For projects with European data sovereignty requirements or a preference for European models, Mistral Embed is an excellent option. For generalist projects without sovereignty constraints, text-embedding-3-small is more accessible and very well documented. Performance is comparable on standard English content.

How do you compare two embeddings?

The standard metric is cosine similarity. It measures the angle between two vectors in meaning space. The closer to 1, the more semantically similar the texts are. Euclidean distance and dot product also exist, but cosine similarity remains the standard because it's insensitive to the "length" of the vectors.

How much does it cost to embed 1 million documents?

With text-embedding-3-small (OpenAI), the initial indexing of 1 million chunks of ~500 tokens costs roughly $10 to $15. With text-embedding-3-large, multiply by 6 to 7. With self-hosted models (Qwen3, BGE-M3), the marginal cost per embedding is near zero — only infrastructure (GPU) costs matter.

Should I fine-tune an embedding model for my industry?

Rarely at the start. For 95% of projects, a generalist model is sufficient. Fine-tuning adds +15 to 30% Hit Rate on domains with highly specific jargon not well-represented in the training data.

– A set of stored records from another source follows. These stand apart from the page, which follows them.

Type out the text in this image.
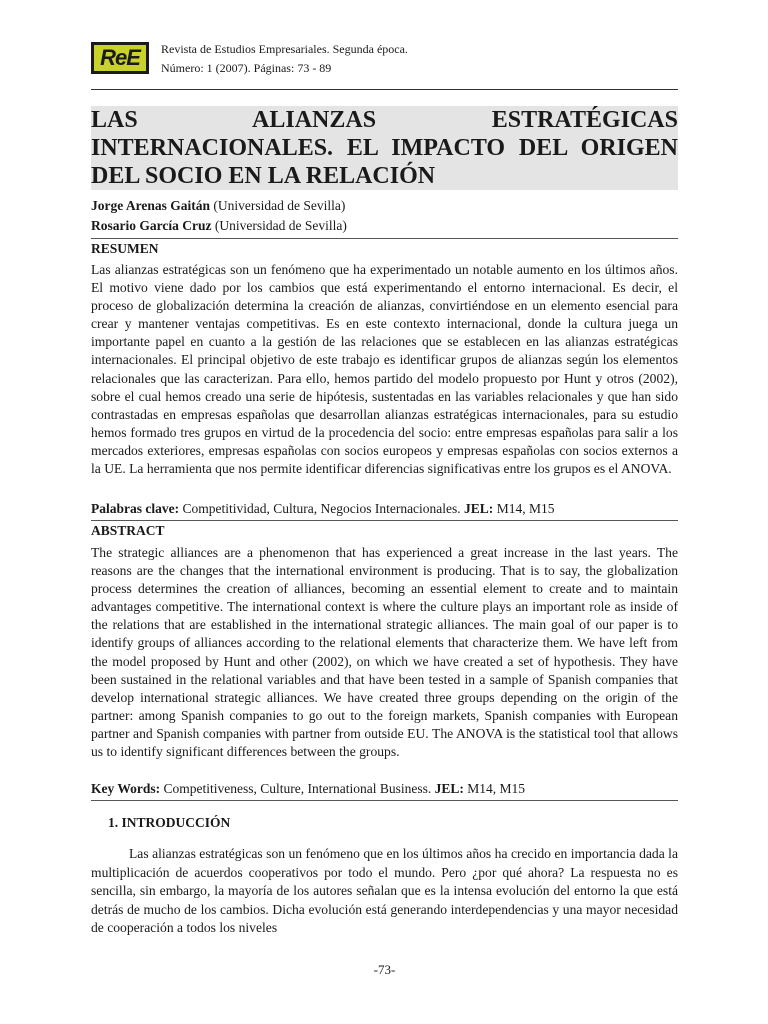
ReE	Revista de Estudios Empresariales. Segunda época.
Número: 1 (2007). Páginas: 73 - 89

LAS ALIANZAS ESTRATÉGICAS INTERNACIONALES. EL IMPACTO DEL ORIGEN DEL SOCIO EN LA RELACIÓN

Jorge Arenas Gaitán (Universidad de Sevilla)
Rosario García Cruz (Universidad de Sevilla)
RESUMEN
Las alianzas estratégicas son un fenómeno que ha experimentado un notable aumento en los últimos años. El motivo viene dado por los cambios que está experimentando el entorno internacional. Es decir, el proceso de globalización determina la creación de alianzas, convirtiéndose en un elemento esencial para crear y mantener ventajas competitivas. Es en este contexto internacional, donde la cultura juega un importante papel en cuanto a la gestión de las relaciones que se establecen en las alianzas estratégicas internacionales. El principal objetivo de este trabajo es identificar grupos de alianzas según los elementos relacionales que las caracterizan. Para ello, hemos partido del modelo propuesto por Hunt y otros (2002), sobre el cual hemos creado una serie de hipótesis, sustentadas en las variables relacionales y que han sido contrastadas en empresas españolas que desarrollan alianzas estratégicas internacionales, para su estudio hemos formado tres grupos en virtud de la procedencia del socio: entre empresas españolas para salir a los mercados exteriores, empresas españolas con socios europeos y empresas españolas con socios externos a la UE. La herramienta que nos permite identificar diferencias significativas entre los grupos es el ANOVA.
Palabras clave: Competitividad, Cultura, Negocios Internacionales. JEL: M14, M15
ABSTRACT
The strategic alliances are a phenomenon that has experienced a great increase in the last years. The reasons are the changes that the international environment is producing. That is to say, the globalization process determines the creation of alliances, becoming an essential element to create and to maintain advantages competitive. The international context is where the culture plays an important role as inside of the relations that are established in the international strategic alliances. The main goal of our paper is to identify groups of alliances according to the relational elements that characterize them. We have left from the model proposed by Hunt and other (2002), on which we have created a set of hypothesis. They have been sustained in the relational variables and that have been tested in a sample of Spanish companies that develop international strategic alliances. We have created three groups depending on the origin of the partner: among Spanish companies to go out to the foreign markets, Spanish companies with European partner and Spanish companies with partner from outside EU. The ANOVA is the statistical tool that allows us to identify significant differences between the groups.
Key Words: Competitiveness, Culture, International Business. JEL: M14, M15
1. INTRODUCCIÓN
Las alianzas estratégicas son un fenómeno que en los últimos años ha crecido en importancia dada la multiplicación de acuerdos cooperativos por todo el mundo. Pero ¿por qué ahora? La respuesta no es sencilla, sin embargo, la mayoría de los autores señalan que es la intensa evolución del entorno la que está detrás de mucho de los cambios. Dicha evolución está generando interdependencias y una mayor necesidad de cooperación a todos los niveles
-73-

Start by optimizing your chunking and RAG architecture before considering fine-tuning.

Embeddings and RAG: why are they so linked?

RAG works by retrieving relevant documents before sending them to the LLM. That relevance search relies entirely on embedding comparison: embed the question, embed the documents, retrieve the closest ones. Without embeddings, RAG simply cannot function. They're inseparable.

Can you do embeddings on images too?

Yes. Multimodal models like CLIP or Gemini Embedding 2 produce embeddings for images, videos, and text in the same vector space. This enables text-to-image search ("find me photos of black cats") or finding similar images. It's the same logic, applied to different modalities.